Short and left of the green is a sloped landing area that lets players bounce the ball short and run it up, but if you go too far left or short, you’ll end up in deep bunkers. Right is no good either with a sharp drop off to the rough. And since most players will hit long irons or woods, and this hole plays even tougher.
It’s never fun to make bogeys, but on this hole, 4 is not a terrible score.
Tee shot on No. 12
Blind shots are always a bit uncomfortable, and the tee shot on No. 12 fits the bill. From the tee box, you can see trees poking up from either side of the fairway and not much else. The only aim point players have is a rock in the ground at the top of the hill.
It’s absolutely crucial that you take your tee shot directly over that rock.
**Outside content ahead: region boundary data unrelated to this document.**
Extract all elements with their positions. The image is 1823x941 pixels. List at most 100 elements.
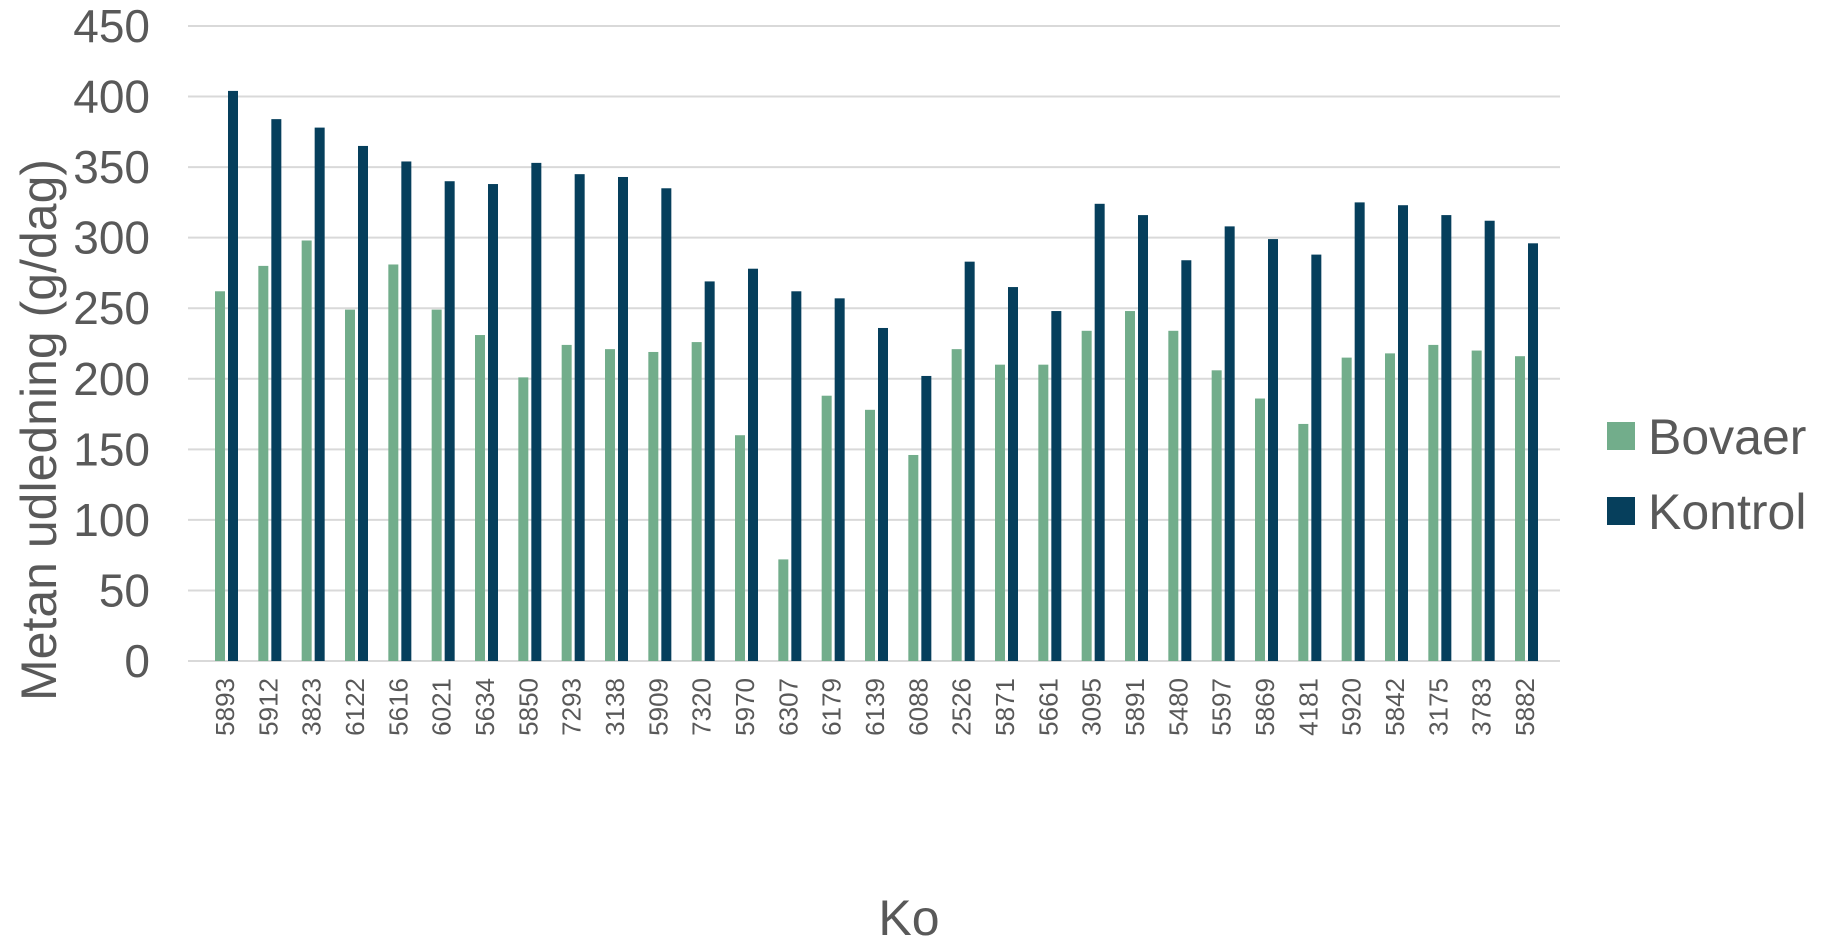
bar-kontrol-5661 [1051, 311, 1062, 661]
x-tick-label: 5842 [1380, 678, 1410, 736]
bar-kontrol-5842 [1398, 205, 1408, 661]
legend-label-kontrol: Kontrol [1648, 484, 1806, 540]
y-tick-label: 0 [124, 635, 150, 687]
bar-bovaer-5882 [1515, 356, 1525, 661]
bar-kontrol-5891 [1138, 215, 1148, 662]
bar-kontrol-3783 [1484, 220, 1495, 661]
y-tick-label: 100 [73, 494, 150, 546]
bar-bovaer-5871 [995, 364, 1005, 661]
x-tick-label: 7293 [557, 678, 587, 736]
x-tick-label: 6088 [903, 678, 933, 736]
x-tick-label: 5661 [1033, 678, 1063, 736]
bar-kontrol-5597 [1224, 226, 1235, 661]
bar-bovaer-4181 [1298, 423, 1309, 661]
y-tick-label: 150 [73, 423, 150, 475]
x-tick-label: 3138 [600, 678, 630, 736]
bar-bovaer-5893 [215, 291, 225, 661]
bar-kontrol-5616 [401, 161, 412, 661]
bar-bovaer-3095 [1081, 330, 1092, 661]
x-tick-label: 5882 [1510, 678, 1540, 736]
x-tick-label: 6139 [860, 678, 890, 736]
bar-kontrol-6021 [444, 181, 455, 661]
legend-label-bovaer: Bovaer [1648, 409, 1806, 465]
x-tick-label: 2526 [947, 678, 977, 736]
bar-kontrol-3823 [314, 127, 325, 662]
x-tick-label: 5893 [210, 678, 240, 736]
x-tick-label: 5869 [1250, 678, 1280, 736]
bar-bovaer-5920 [1341, 357, 1352, 661]
bar-bovaer-5597 [1211, 370, 1222, 661]
x-tick-label: 5920 [1337, 678, 1367, 736]
x-tick-label: 5970 [730, 678, 760, 736]
bar-bovaer-7293 [561, 344, 572, 661]
x-tick-label: 3783 [1467, 678, 1497, 736]
bar-bovaer-3138 [605, 349, 615, 661]
bar-bovaer-6021 [431, 309, 442, 661]
bar-kontrol-6307 [791, 291, 802, 661]
bar-bovaer-5616 [388, 264, 399, 661]
x-tick-label: 6021 [427, 678, 457, 736]
bar-kontrol-5634 [488, 184, 498, 662]
bar-bovaer-5842 [1385, 353, 1395, 661]
bar-bovaer-7320 [691, 342, 702, 661]
x-tick-label: 3095 [1077, 678, 1107, 736]
bar-bovaer-5869 [1255, 398, 1265, 661]
x-tick-label: 7320 [687, 678, 717, 736]
y-tick-label: 450 [73, 0, 150, 52]
bar-bovaer-5850 [518, 377, 529, 661]
bar-bovaer-6122 [345, 309, 355, 661]
x-tick-label: 6179 [817, 678, 847, 736]
bar-kontrol-2526 [964, 261, 975, 661]
y-tick-label: 250 [73, 282, 150, 334]
x-tick-label: 3823 [297, 678, 327, 736]
bar-bovaer-5912 [258, 265, 269, 661]
legend: Bovaer Kontrol [1607, 409, 1806, 540]
bar-kontrol-5850 [531, 162, 542, 661]
bar-bovaer-2526 [951, 349, 962, 661]
y-axis-title: Metan udledning (g/dag) [11, 159, 67, 701]
bar-bovaer-3783 [1471, 350, 1482, 661]
x-tick-label: 6307 [773, 678, 803, 736]
x-tick-label: 5480 [1163, 678, 1193, 736]
legend-swatch-kontrol [1607, 497, 1635, 525]
x-tick-label: 5850 [513, 678, 543, 736]
bar-bovaer-3175 [1428, 344, 1439, 661]
x-tick-label: 5634 [470, 678, 500, 736]
y-tick-label: 350 [73, 141, 150, 193]
bar-kontrol-6088 [921, 375, 932, 661]
bar-bovaer-6088 [908, 454, 919, 661]
bar-bovaer-6139 [865, 409, 875, 661]
bar-kontrol-5882 [1528, 243, 1538, 662]
bar-bovaer-5970 [735, 435, 745, 661]
bar-kontrol-5912 [271, 119, 282, 662]
bar-kontrol-3175 [1441, 215, 1452, 662]
bar-kontrol-5920 [1354, 202, 1365, 661]
bar-bovaer-5909 [648, 351, 659, 661]
y-axis-ticks: 0 50 100 150 200 250 300 350 400 450 [73, 0, 150, 687]
bar-kontrol-6122 [358, 145, 368, 661]
y-tick-label: 400 [73, 71, 150, 123]
x-tick-label: 5891 [1120, 678, 1150, 736]
bar-kontrol-5893 [228, 90, 238, 661]
bar-kontrol-7293 [574, 174, 585, 661]
bar-kontrol-5480 [1181, 260, 1192, 661]
x-tick-label: 5909 [643, 678, 673, 736]
bar-bovaer-5891 [1125, 311, 1135, 661]
bar-kontrol-5970 [748, 268, 758, 661]
bar-kontrol-6139 [878, 327, 888, 661]
legend-swatch-bovaer [1607, 422, 1635, 450]
bar-kontrol-5909 [661, 188, 672, 661]
bar-kontrol-7320 [704, 281, 715, 661]
bar-bovaer-5661 [1038, 364, 1049, 661]
x-tick-label: 4181 [1293, 678, 1323, 736]
y-tick-label: 300 [73, 212, 150, 264]
x-tick-label: 5597 [1207, 678, 1237, 736]
gridlines [188, 25, 1560, 662]
bar-kontrol-5869 [1268, 239, 1278, 662]
bar-bovaer-5634 [475, 335, 485, 661]
x-tick-label: 6122 [340, 678, 370, 736]
y-tick-label: 200 [73, 353, 150, 405]
bars [215, 90, 1538, 662]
If you don’t, your approach will be brutal. If you tug your shot left, the trees lining the fairway will block out any look at the green. And if you push it to the right, you’ll be left with a long shot into a green heavily fortified by bunkers.
There are quite a few awkward tee shots at LACC, but the blind shot at the 13th presents a unique challenge — especially once you realize the penalty for missing this fairway.
Any shot around the bunkers
True to form for a U.S. Open test, the rough around the bunkers is thick. The long grass is always a talking point at U.S. Opens, but the rough around the bunkers might be the most difficult to escape.
Instead of mowing down the edges of the bunkers so balls collect in the sand, the USGA opted to grow the shaggy stuff to the max. If your ball goes near a bunker, it won’t just roll in. And the shot you’re left with is much more dire.
With long grass on the edges, balls will be stuck in awkward positions surrounding the sand. You’re rarely afforded a normal stance on these shots, and just getting the club on the ball is a challenge. Once you get in these positions, the best you can hope for is to take a hack and get it somewhere on the putting surface.
It’s not often you want your ball in the sand, but when balls fly near these bunkers, you’ll beg for it to end up in the sand. The alternative is much more difficult.